1. Main types of monopoly agreements

2. Exemption from monopoly agreements

(1) Exemption from horizontal monopoly agreements

(2) Exemption from vertical monopoly agreements

3. The key to activating the anti-monopoly exemption clause

(1) Clarify the requirements for the application of exemption clauses

(2) Further improve the mechanism for exemption from liability

Article 20 of the Anti-Monopoly Law establishes an exemption system for monopoly agreements, and as an important part of the Anti-Monopoly Law, this provision has a far-reaching impact on the realization of the legislative purpose of the Anti-Monopoly Law. It not only helps to stabilize the reasonable expectations of business operators and clarify the legitimacy of business behaviors, but also further promotes the optimization of the business environment. The antitrust exemption allows conduct in specific fields or situations to exclude the illegality and liability of the antitrust law, and its core is to evaluate the competitive effect of monopolistic behavior. Exemptions may be granted if the positive effects significantly outweigh the negative impacts, and there is evidence that the undertaking entered into an agreement that does not materially restrict competition in the relevant market and can share the competitive benefits of the act with consumers. However, in practice, due to the overly principled provisions of this exemption clause, there are still deficiencies such as unclear identification criteria, unclear application conditions, and vague application procedures, which make this provision fail to be well implemented in practice and weaken its due value.

1. Main types of monopoly agreements

Monopoly agreements are one of the monopolistic behaviors expressly prohibited by the anti-monopoly laws of various countries, and the legal regulation of monopoly agreements is one of the three pillars of the substantive system of anti-monopoly laws. A monopoly agreement, also known as an exclusive agreement or an exclusive agreement, refers to a monopolistic act that is jointly implemented by multiple independent business operators through agreements, decisions or concerted acts to eliminate or restrict competition.

According to the current Anti-Monopoly Law of the People's Republic of China, there are mainly the following types of monopoly agreements: horizontal monopoly agreements, vertical monopoly agreements, and acts of "organizing or helping" other business operators to enter into monopoly agreements.

The first is horizontal monopoly agreement, also known as cartel behavior, which involves an agreement, decision or concerted act reached by a business operator with a competitive relationship in the same industry to restrict or eliminate healthy market competition through express or implicit acts, such as actively promoting, directly expressing intent, and conforming to market trading rules and customs.
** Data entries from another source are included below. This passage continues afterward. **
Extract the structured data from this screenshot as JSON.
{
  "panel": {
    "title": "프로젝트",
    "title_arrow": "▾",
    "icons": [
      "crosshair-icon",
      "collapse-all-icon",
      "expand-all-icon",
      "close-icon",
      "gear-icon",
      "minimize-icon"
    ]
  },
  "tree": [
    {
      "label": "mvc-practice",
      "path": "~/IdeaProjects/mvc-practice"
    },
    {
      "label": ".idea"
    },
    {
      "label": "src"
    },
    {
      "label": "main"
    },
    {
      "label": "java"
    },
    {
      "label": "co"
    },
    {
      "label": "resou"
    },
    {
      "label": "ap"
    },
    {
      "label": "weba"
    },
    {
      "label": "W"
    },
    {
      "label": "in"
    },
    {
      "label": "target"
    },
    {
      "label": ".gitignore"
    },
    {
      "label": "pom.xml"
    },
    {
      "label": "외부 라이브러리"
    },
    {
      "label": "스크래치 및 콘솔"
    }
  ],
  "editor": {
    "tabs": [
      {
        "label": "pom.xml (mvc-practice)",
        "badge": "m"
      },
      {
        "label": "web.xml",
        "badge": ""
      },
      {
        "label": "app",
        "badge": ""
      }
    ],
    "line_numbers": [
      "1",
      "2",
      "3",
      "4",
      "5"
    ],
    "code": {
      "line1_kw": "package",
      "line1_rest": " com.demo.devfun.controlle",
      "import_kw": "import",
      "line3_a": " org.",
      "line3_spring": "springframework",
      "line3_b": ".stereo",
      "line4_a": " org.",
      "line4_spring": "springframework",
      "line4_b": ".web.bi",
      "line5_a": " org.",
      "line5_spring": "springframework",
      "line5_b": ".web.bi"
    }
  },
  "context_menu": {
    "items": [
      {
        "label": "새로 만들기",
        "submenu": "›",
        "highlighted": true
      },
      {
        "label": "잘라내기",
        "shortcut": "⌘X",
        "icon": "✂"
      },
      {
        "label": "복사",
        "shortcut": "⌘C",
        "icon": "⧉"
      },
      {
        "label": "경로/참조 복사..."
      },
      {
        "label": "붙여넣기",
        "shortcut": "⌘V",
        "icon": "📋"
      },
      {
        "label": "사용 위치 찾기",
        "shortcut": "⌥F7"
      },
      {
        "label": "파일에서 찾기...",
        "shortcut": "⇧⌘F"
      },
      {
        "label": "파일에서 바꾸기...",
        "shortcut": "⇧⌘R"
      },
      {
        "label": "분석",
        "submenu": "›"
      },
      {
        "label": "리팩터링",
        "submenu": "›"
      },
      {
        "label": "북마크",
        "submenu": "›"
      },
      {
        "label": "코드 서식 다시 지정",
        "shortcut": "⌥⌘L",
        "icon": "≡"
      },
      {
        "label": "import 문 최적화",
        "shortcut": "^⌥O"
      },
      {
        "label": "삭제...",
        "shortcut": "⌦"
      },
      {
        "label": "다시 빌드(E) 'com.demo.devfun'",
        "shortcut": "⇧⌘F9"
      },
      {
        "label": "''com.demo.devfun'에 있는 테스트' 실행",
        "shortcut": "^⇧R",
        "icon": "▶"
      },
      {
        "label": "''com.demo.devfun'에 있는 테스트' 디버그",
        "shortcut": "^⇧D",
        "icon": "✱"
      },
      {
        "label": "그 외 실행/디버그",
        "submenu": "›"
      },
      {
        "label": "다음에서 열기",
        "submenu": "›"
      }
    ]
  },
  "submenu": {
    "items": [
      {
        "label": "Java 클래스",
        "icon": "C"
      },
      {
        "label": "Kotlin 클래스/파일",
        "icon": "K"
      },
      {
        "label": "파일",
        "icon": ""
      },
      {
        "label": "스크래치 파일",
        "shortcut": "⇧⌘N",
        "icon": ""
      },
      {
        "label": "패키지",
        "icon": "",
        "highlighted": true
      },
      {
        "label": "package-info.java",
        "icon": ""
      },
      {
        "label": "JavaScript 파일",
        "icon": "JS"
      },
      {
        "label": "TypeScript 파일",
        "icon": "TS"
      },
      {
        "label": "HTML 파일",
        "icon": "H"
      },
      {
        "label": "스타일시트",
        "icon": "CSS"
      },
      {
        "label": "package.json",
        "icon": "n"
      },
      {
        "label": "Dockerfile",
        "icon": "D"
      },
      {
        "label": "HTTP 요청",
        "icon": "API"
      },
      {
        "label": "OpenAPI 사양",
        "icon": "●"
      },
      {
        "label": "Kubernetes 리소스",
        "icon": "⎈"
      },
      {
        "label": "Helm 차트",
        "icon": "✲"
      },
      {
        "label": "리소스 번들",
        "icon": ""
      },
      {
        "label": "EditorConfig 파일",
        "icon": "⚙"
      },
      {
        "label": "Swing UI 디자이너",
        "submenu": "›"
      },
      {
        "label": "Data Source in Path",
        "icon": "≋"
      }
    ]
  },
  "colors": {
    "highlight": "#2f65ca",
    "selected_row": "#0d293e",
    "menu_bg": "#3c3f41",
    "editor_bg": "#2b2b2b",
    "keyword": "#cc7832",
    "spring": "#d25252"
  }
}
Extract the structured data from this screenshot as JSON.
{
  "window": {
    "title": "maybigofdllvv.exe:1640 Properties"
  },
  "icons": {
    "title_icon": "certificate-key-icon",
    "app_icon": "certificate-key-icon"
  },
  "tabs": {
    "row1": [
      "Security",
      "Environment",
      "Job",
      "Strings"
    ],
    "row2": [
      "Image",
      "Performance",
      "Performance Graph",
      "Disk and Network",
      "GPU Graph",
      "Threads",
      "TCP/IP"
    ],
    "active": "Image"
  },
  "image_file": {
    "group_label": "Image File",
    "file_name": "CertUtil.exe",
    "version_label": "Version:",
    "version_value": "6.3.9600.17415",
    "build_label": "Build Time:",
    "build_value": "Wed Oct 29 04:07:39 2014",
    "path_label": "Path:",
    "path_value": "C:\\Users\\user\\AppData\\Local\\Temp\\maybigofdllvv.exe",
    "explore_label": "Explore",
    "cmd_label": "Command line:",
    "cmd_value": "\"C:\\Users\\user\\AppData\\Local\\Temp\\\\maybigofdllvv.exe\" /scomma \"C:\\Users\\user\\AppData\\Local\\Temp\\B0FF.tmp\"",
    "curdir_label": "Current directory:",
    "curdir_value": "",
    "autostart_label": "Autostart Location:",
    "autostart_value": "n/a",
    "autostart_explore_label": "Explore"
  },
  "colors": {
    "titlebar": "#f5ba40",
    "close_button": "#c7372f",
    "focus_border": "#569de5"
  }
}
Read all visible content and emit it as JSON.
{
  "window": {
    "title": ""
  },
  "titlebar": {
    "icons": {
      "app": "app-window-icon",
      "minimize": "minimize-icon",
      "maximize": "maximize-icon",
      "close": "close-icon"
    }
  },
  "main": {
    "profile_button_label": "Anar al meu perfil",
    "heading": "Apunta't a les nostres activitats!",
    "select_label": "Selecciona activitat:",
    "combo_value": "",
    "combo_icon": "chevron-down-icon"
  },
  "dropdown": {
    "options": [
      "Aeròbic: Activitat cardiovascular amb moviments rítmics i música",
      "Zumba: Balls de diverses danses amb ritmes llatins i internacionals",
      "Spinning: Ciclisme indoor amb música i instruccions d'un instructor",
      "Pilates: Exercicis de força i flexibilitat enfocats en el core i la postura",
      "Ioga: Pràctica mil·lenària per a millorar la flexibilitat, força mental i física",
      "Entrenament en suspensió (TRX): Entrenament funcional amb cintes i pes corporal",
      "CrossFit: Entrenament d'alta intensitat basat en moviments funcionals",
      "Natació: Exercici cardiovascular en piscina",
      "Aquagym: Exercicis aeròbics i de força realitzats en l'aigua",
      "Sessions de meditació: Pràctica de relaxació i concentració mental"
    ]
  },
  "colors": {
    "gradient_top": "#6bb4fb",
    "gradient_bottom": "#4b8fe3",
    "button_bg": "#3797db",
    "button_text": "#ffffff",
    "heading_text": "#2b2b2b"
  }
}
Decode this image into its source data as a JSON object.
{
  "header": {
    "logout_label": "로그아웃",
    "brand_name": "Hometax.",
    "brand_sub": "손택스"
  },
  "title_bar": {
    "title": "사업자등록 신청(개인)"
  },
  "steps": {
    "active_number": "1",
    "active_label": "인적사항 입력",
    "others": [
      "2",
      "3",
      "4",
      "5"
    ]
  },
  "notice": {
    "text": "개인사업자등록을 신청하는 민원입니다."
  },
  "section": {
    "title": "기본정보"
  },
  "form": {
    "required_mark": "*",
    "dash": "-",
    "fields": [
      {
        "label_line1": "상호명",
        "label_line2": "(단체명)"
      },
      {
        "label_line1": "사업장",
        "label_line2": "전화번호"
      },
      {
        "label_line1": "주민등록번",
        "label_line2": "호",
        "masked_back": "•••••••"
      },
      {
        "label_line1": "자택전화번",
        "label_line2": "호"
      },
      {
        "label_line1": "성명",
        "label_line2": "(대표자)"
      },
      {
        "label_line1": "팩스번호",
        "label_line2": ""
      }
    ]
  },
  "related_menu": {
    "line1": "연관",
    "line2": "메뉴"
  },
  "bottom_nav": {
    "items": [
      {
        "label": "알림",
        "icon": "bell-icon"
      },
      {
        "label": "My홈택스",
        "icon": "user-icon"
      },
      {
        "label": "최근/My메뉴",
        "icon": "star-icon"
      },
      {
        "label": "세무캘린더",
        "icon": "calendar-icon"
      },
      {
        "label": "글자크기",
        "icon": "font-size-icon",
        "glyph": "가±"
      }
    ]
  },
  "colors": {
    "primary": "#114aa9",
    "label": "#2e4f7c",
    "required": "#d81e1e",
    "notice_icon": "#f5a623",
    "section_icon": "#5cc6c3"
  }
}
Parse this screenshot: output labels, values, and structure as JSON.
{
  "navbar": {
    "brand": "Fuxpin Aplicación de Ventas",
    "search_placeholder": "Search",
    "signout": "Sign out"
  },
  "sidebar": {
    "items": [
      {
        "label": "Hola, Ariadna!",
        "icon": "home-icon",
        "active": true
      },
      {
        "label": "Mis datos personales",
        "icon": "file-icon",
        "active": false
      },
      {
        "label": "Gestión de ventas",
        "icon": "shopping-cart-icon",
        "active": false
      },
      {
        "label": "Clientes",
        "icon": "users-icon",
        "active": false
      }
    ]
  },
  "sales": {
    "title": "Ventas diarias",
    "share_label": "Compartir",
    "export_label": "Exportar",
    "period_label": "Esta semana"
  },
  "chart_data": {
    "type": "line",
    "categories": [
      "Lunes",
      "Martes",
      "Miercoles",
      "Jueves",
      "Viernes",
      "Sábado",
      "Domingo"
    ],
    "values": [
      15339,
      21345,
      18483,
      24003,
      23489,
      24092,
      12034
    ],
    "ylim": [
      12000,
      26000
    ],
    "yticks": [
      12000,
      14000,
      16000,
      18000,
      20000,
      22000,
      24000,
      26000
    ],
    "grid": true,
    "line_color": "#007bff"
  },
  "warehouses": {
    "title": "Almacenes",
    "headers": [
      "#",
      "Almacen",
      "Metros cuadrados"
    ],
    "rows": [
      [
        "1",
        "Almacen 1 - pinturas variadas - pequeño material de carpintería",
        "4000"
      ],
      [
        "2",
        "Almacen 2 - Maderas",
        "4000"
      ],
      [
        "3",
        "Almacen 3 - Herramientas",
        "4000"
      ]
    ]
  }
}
Its market effect is mainly through the formation of market intervention forces through means such as fixing prices, limiting quantities, and segmenting the market.

The second type is vertical monopoly agreement, also known as vertical agreement or vertical restriction agreement, which refers to two or more business operators in the same industry who are in different links of the upstream and downstream of the industry and have a buying and selling relationship, and the purpose is to eliminate and restrict competition by agreement, agreement or other means to obtain certain benefits. Among them, the "upstream operator" is the operator of the previous business stage, and the "downstream operator" is the transaction counterparty of the later stage.

The third is to organize or help "other business operators to reach a monopoly agreement, which is theoretically called a hub-and-spoke agreement." It has the characteristics of both horizontal and vertical monopoly agreements. Article 19 of the Anti-Monopoly Law, as amended in 2022, explicitly includes the act of "organizing or assisting" other business operators to enter into monopoly agreements within the scope of anti-monopoly regulations, and such agreements are often referred to as "hub-and-spoke agreements" in theory. However, the concept of hub-and-spoke agreement has not yet been uniformly defined, nor is it explicitly stipulated in mainland law, and is only described in some cases and academic literature.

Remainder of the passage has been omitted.